Setelah itu Nabi SAW bertanya kepada seluruh jemaah, "Sudahkan aku menyampaikan
amanat Allah, kewajibanku, kepada kamu sekalian?"
Jemaah yang ada di hadapannya segera menjawab, "Ya, memang demikian adanya."
Nabi Muhammad SAW kemudian menengadah ke langit sambil mengucapkan, "Ya Allah,
Engkaulah menjadi saksiku."
Dengan kata-kata seperti itu Rasulullah SAW mengakhiri khotbahnya. Kembali ke Madinah
Setelah upacara haji yang lain disempurnakan, Nabi Muhammad SAW kembali ke Madinah.

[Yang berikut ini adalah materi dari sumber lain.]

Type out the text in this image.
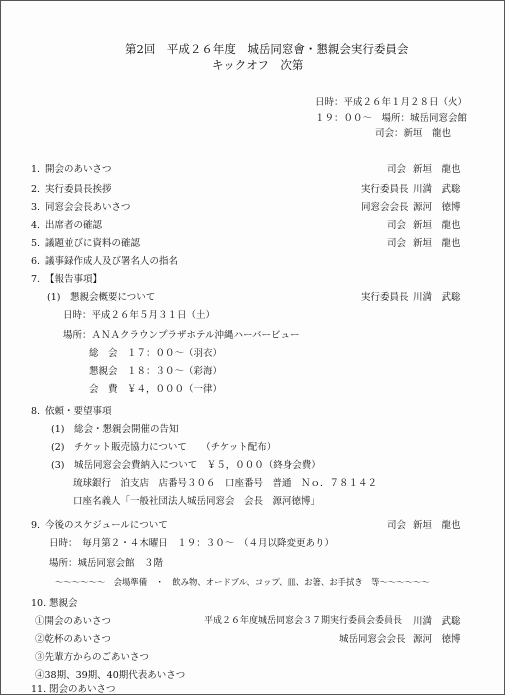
第2回　平成２６年度　城岳同窓會・懇親会実行委員会
キックオフ　次第
日時：平成２６年１月２８日（火）
１９：００～　場所：城岳同窓会館
司会：新垣　龍也
1. 開会のあいさつ	司会 新垣　龍也
2. 実行委員長挨拶	実行委員長 川満　武聡
3. 同窓会会長あいさつ	同窓会会長 源河　徳博
4. 出席者の確認	司会 新垣　龍也
5. 議題並びに資料の確認	司会 新垣　龍也
6. 議事録作成人及び署名人の指名
7. 【報告事項】
(1)　懇親会概要について	実行委員長 川満　武聡
日時：平成２６年５月３１日（土）
場所：ＡＮＡクラウンプラザホテル沖縄ハーバービュー
総　会　１７：００～（羽衣）
懇親会　１８：３０～（彩海）
会　費　￥４，０００（一律）
8. 依頼・要望事項
(1)　総会・懇親会開催の告知
(2)　チケット販売協力について　　（チケット配布）
(3)　城岳同窓会会費納入について　￥５，０００（終身会費）
琉球銀行　泊支店　店番号３０６　口座番号　普通　Ｎｏ．７８１４２
口座名義人「一般社団法人城岳同窓会　会長　源河徳博」
9. 今後のスケジュールについて	司会 新垣　龍也
日時：　毎月第２・４木曜日　１９：３０～　（４月以降変更あり）
場所：城岳同窓会館　３階
～～～～～～　会場準備　・　飲み物、オードブル、コップ、皿、お箸、お手拭き　等～～～～～～
10. 懇親会
①開会のあいさつ	平成２６年度城岳同窓会３７期実行委員会委員長 川満　武聡
②乾杯のあいさつ	城岳同窓会会長 源河　徳博
③先輩方からのごあいさつ
④38期、39期、40期代表あいさつ
11. 閉会のあいさつ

Disinilah ia menghabiskan sisa hidupnya. Ia mengatur organisasi masyarakat di kabilah-
kabilah yang telah memeluk Islam dan menjadi bagian dari persekutuan Islam. Petugas
keamanan dan para da'i dikirimnya ke berbagai daerah untuk menyebarkan ajaran-ajaran
Islam, mengatur peradilan Islam, dan memungut zakat. Salah seorang di antara petugas itu
adalah Mu'az bin Jabal yang dikirim oleh Nabi SAW ke Yaman. Ketika itulah hadist Mu'az
yang terkenal muncul, yaitu perintah Nabi SAW agar Mu'az menggunakan pertimbangan
akalnya dalam mengatur persoalan-persoalan agama apabila ia tidak menemukan petunjuk
dalam Al-Qur'an dan hadist Nabi SAW. Pada saat-saat itu pula wahyu Allah SWT yang
terakhir turun: "... Pada hari ini telah Kusempurnakan untuk kamu agamamu dan telah Ku-
cukupkan kepadamu nimat-Ku, dan telah Ku-ridhai Islam itu jadi agamamu ..." (QS. 5: 3)

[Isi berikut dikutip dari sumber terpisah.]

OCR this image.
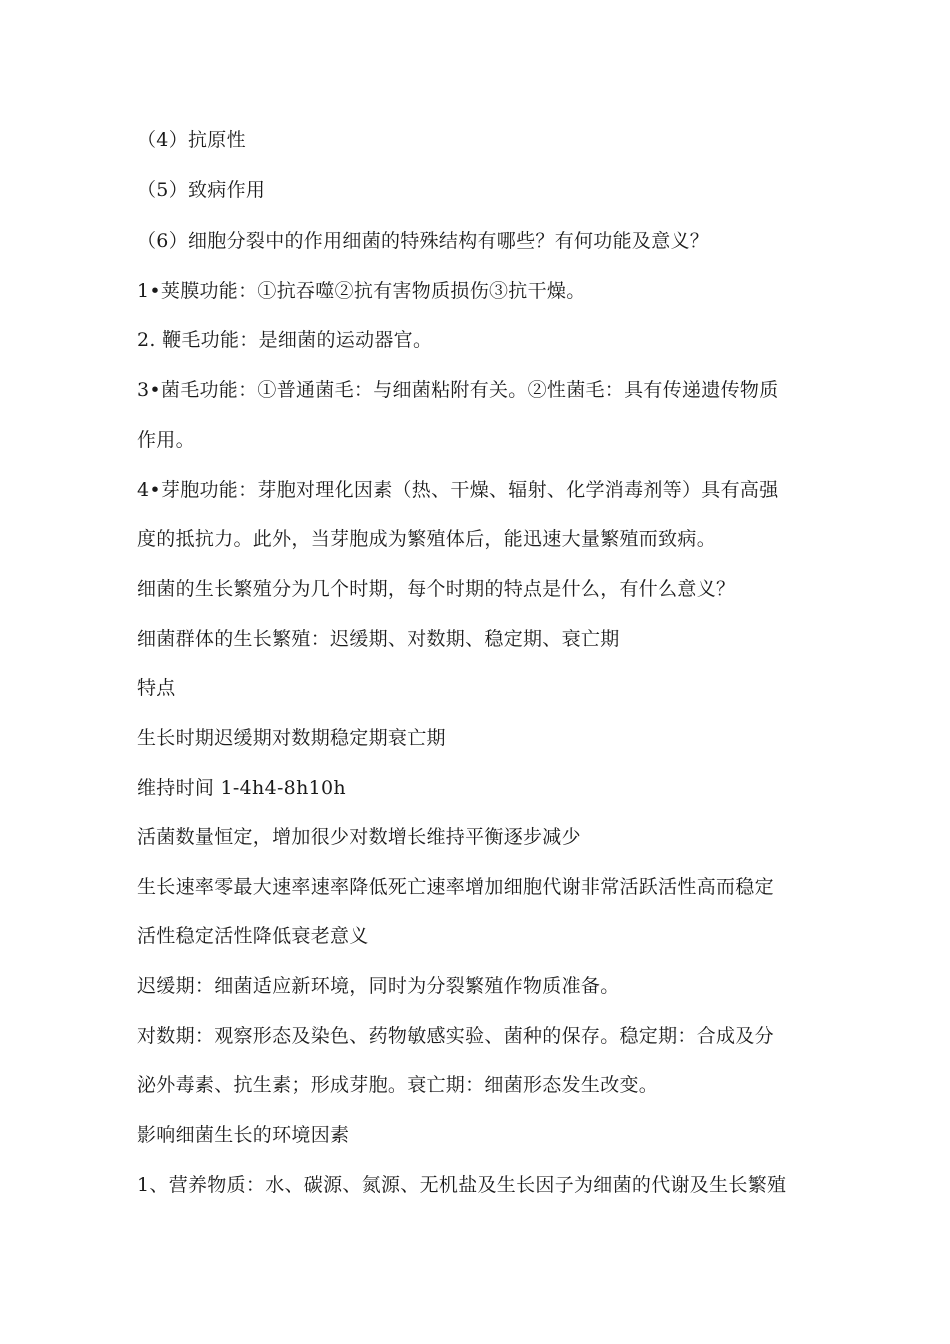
（4）抗原性

（5）致病作用

（6）细胞分裂中的作用细菌的特殊结构有哪些？有何功能及意义？

1•荚膜功能：①抗吞噬②抗有害物质损伤③抗干燥。

2. 鞭毛功能：是细菌的运动器官。

3•菌毛功能：①普通菌毛：与细菌粘附有关。②性菌毛：具有传递遗传物质

作用。

4•芽胞功能：芽胞对理化因素（热、干燥、辐射、化学消毒剂等）具有高强

度的抵抗力。此外，当芽胞成为繁殖体后，能迅速大量繁殖而致病。

细菌的生长繁殖分为几个时期，每个时期的特点是什么，有什么意义？

细菌群体的生长繁殖：迟缓期、对数期、稳定期、衰亡期

特点

生长时期迟缓期对数期稳定期衰亡期

维持时间 1-4h4-8h10h

活菌数量恒定，增加很少对数增长维持平衡逐步减少

生长速率零最大速率速率降低死亡速率增加细胞代谢非常活跃活性高而稳定

活性稳定活性降低衰老意义

迟缓期：细菌适应新环境，同时为分裂繁殖作物质准备。

对数期：观察形态及染色、药物敏感实验、菌种的保存。稳定期：合成及分

泌外毒素、抗生素；形成芽胞。衰亡期：细菌形态发生改变。

影响细菌生长的环境因素

1、营养物质：水、碳源、氮源、无机盐及生长因子为细菌的代谢及生长繁殖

Mendengar ayat ini, banyak orang yang bergembira karena telah sempurna agama mereka,
tetapi ada pula yang menangis, seperti Abu Bakar, karena mengetahui bahwa ayat itu jelas
merupakan pertanda berakhirnya tugas Rasulullah SAW. Wafatnya Nabi SAW
Dua bulan setelah menunaikan ibadah haji wada' di Madinah, Nabi SAW sakit demam.

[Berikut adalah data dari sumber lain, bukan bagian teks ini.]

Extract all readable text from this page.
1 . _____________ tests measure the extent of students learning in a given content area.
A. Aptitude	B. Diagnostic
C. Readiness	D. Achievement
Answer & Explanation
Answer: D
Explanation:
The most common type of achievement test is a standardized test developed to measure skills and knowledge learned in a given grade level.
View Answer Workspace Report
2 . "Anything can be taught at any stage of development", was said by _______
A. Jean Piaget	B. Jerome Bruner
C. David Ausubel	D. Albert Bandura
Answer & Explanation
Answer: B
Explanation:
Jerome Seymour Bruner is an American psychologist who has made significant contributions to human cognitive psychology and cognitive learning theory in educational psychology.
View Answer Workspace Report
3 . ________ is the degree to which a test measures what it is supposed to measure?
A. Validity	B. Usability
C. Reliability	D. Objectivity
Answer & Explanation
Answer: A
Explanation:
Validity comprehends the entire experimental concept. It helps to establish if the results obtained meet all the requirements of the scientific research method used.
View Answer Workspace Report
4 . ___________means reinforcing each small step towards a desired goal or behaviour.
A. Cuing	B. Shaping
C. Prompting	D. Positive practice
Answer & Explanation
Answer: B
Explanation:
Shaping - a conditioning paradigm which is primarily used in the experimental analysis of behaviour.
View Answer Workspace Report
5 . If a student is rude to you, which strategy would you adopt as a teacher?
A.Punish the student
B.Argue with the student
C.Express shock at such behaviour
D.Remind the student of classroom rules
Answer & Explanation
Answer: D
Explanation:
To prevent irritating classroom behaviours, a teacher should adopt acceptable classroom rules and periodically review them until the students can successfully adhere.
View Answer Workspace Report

Meskipun badannya mulai lemah, ia tetap memimpin shalat berjamaah. Baru setelah
kondisinya tidak memungkinkan lagi, yaitu 3 hari menjelang wafatnya, ia tidak mengimami
shalat berjamaah. Sebagai gantinya ia menunjuk Abu Bakar sebagai imam shalat. Tenaganya
dengan cepat semakin berkurang. Pada tanggal 13 Rabiulawal 11/8 Juni 632, Nabi
Muhammad SAW menghembuskan nafasnya yang terakhir di rumah istrinya, Aisyah binti
Abu Bakar, dengan wasiat terakhir, "Ingatlah shalat, dan taubatlah...".